A Copy to Love. Reading the letters is "our chief method of staying in touch," says Charles Laufer, a minor mogul in the business, since he now publishes two magazines--Tiger Beat and Official Monkee Spectacular--and next month plans to add a new one, Fave (teenage slang for favorite). In addition to the letters, though, the staffs keep in touch simply by being young themselves; they average 23 or 24. Says Teen Screen Executive Editor Janey Milstead, who is a creaky 27: "It would help if you never grew up."
Stephen Kahn, 26, boss of Flip, agrees, plans to semiretire and practice law when he reaches 30. Kahn is an old hand, has been writing for teen magazines since he was 16. Like most of the successful publishers, he is very high on teens. "The kids are straight," he contends. "They want honesty. You cannot fake them out. These books are sexless, innocent, good books. When the girls get older and begin to think about sex, they can go on to other magazines. We're through with them."
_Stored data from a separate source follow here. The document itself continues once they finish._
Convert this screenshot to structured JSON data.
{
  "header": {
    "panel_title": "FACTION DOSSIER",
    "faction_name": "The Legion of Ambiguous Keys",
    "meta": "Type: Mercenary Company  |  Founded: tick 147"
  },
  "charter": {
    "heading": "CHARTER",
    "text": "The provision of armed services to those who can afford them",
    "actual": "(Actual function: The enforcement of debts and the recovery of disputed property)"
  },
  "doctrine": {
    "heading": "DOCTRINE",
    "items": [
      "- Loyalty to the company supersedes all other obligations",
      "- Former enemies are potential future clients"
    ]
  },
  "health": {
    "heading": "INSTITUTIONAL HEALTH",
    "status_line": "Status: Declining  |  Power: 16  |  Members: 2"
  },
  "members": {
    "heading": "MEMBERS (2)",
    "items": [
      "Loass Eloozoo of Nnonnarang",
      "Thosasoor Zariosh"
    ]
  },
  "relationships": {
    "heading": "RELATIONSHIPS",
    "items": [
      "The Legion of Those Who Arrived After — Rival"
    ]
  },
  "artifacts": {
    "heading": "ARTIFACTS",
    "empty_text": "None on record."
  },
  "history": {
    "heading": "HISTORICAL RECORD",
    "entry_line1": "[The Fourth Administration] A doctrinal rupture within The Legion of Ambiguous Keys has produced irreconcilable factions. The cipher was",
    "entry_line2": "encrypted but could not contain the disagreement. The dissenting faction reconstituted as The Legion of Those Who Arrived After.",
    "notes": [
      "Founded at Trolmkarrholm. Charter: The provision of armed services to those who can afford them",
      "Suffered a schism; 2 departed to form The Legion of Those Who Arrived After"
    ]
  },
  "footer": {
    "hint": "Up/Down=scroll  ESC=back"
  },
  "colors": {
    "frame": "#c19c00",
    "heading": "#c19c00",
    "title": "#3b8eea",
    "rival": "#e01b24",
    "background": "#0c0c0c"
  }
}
He might have added that when he says "through with them," he really means it. The girls are enticed into buying such mail-order products as $3.98 sweatshirts and $3.50 magazine binders. Lists of the subscribers are frequently leased out to record companies and non-teen magazines. Advertisers are paying increased attention, and to keep them up to date, 'Teen distributes a poop sheet on what's hot, including the newest terms (at the moment, an attractive guy or boy friend is a "major animal"). But perhaps the biggest sign of the teen magazines' specialized success is the sale of back issues. They are so sought after by readers anxious for an unripped copy to keep and love that the normal newsstand price of 35-c- moves up to 50-c- a month later.